KJCB
- Lockwood, Montana; United States;
- Broadcast area: Billings Metropolitan Area
- Frequency: 88.9 MHz

Programming
- Format: Christian radio

Ownership
- Owner: CSN International, Inc.

History
- First air date: 2006
- Former call signs: KYWH (2003–2022)

Technical information
- Licensing authority: FCC
- Facility ID: 93512
- Class: A
- ERP: 1,900 watts
- HAAT: 137.7 meters (452 ft)
- Transmitter coordinates: 45°51′12″N 108°45′50″W﻿ / ﻿45.85333°N 108.76389°W
- Translator: 107.1 K296EM (Billings)

Links
- Public license information: Public file; LMS;
- Webcast: Listen live
- Website: csnradio.com

= KJCB (FM) =

Radio station in Lockwood–Billings, Montana

KJCB (88.9 FM) is a radio station broadcasting a Christian radio format.
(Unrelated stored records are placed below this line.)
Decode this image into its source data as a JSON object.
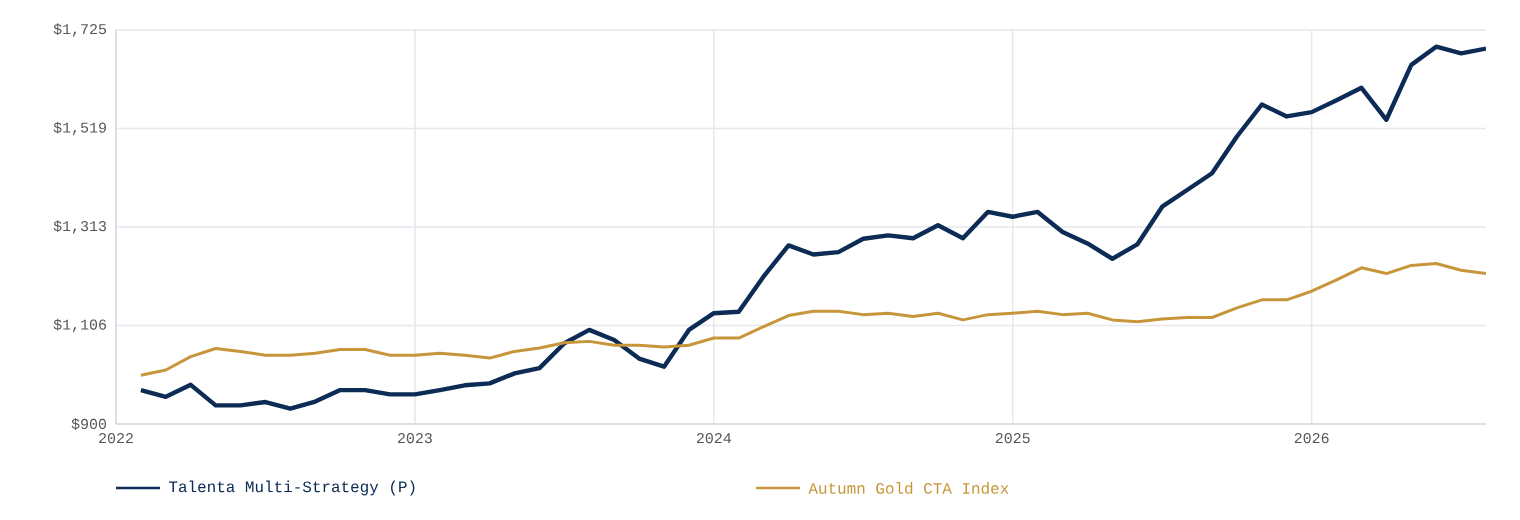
{
  "chart_data": {
    "type": "line",
    "x": [
      "2022-02",
      "2022-03",
      "2022-04",
      "2022-05",
      "2022-06",
      "2022-07",
      "2022-08",
      "2022-09",
      "2022-10",
      "2022-11",
      "2022-12",
      "2023-01",
      "2023-02",
      "2023-03",
      "2023-04",
      "2023-05",
      "2023-06",
      "2023-07",
      "2023-08",
      "2023-09",
      "2023-10",
      "2023-11",
      "2023-12",
      "2024-01",
      "2024-02",
      "2024-03",
      "2024-04",
      "2024-05",
      "2024-06",
      "2024-07",
      "2024-08",
      "2024-09",
      "2024-10",
      "2024-11",
      "2024-12",
      "2025-01",
      "2025-02",
      "2025-03",
      "2025-04",
      "2025-05",
      "2025-06",
      "2025-07",
      "2025-08",
      "2025-09",
      "2025-10",
      "2025-11",
      "2025-12",
      "2026-01",
      "2026-02",
      "2026-03",
      "2026-04",
      "2026-05",
      "2026-06",
      "2026-07",
      "2026-08"
    ],
    "series": [
      {
        "name": "Talenta Multi-Strategy (P)",
        "color": "#0c2c56",
        "values": [
          971,
          957,
          982,
          939,
          939,
          946,
          932,
          947,
          971,
          971,
          962,
          962,
          971,
          981,
          985,
          1006,
          1017,
          1069,
          1097,
          1076,
          1037,
          1020,
          1097,
          1132,
          1135,
          1209,
          1274,
          1255,
          1260,
          1288,
          1295,
          1289,
          1316,
          1289,
          1344,
          1334,
          1344,
          1302,
          1278,
          1246,
          1276,
          1355,
          1390,
          1425,
          1502,
          1569,
          1544,
          1553,
          1578,
          1604,
          1537,
          1652,
          1690,
          1676,
          1686
        ]
      },
      {
        "name": "Autumn Gold CTA Index",
        "color": "#c8963a",
        "values": [
          1002,
          1013,
          1041,
          1058,
          1052,
          1044,
          1044,
          1048,
          1056,
          1056,
          1044,
          1044,
          1048,
          1044,
          1038,
          1052,
          1059,
          1070,
          1073,
          1065,
          1065,
          1061,
          1065,
          1080,
          1080,
          1104,
          1127,
          1136,
          1136,
          1129,
          1132,
          1125,
          1132,
          1118,
          1129,
          1132,
          1136,
          1129,
          1132,
          1118,
          1114,
          1120,
          1123,
          1123,
          1143,
          1160,
          1160,
          1178,
          1202,
          1227,
          1215,
          1232,
          1236,
          1222,
          1215
        ]
      }
    ],
    "xlim": [
      "2022-01",
      "2026-08"
    ],
    "xticks": [
      {
        "value": "2022",
        "label": "2022"
      },
      {
        "value": "2023",
        "label": "2023"
      },
      {
        "value": "2024",
        "label": "2024"
      },
      {
        "value": "2025",
        "label": "2025"
      },
      {
        "value": "2026",
        "label": "2026"
      }
    ],
    "ylim": [
      900,
      1725
    ],
    "yticks": [
      {
        "value": 900,
        "label": "$900"
      },
      {
        "value": 1106.25,
        "label": "$1,106"
      },
      {
        "value": 1312.5,
        "label": "$1,313"
      },
      {
        "value": 1518.75,
        "label": "$1,519"
      },
      {
        "value": 1725,
        "label": "$1,725"
      }
    ],
    "grid": true,
    "legend": "bottom"
  }
}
Licensed to Lockwood, Montana, United States, the station serves the Billings area. The station is currently owned by CSN International, Inc.

==History==
The station began broadcasting in 2006 as KYWH, and was owned by CSN International, airing a Christian format. In 2008, CSN International sold KYWH, along with a number of other stations, to Calvary Radio Network, Inc. These stations were sold to Calvary Chapel Costa Mesa later that year. In 2011, the station was sold to Fresh Life Church for $100,000.

On May 5, 2021, KYWH changed its format from Christian to adult album alternative, branded as "The River". While the station was still owned by Fresh Life Church, KYWH's operations were later managed by Mike Summers of Wasatch Community Media, who founded and/or programmed several alternative music stations in Salt Lake City (95.5 KJQN, KXRK X96, 107.9 later 101.9 KENZ The End, 91.9 KPCW and 107.9 KUMT The Mountain).

On August 10, 2022, the station changed its call sign to KJCB. Effective June 22, 2023, Fresh Life Church sold KJCB and translator K296EM back to CSN International for $70,000.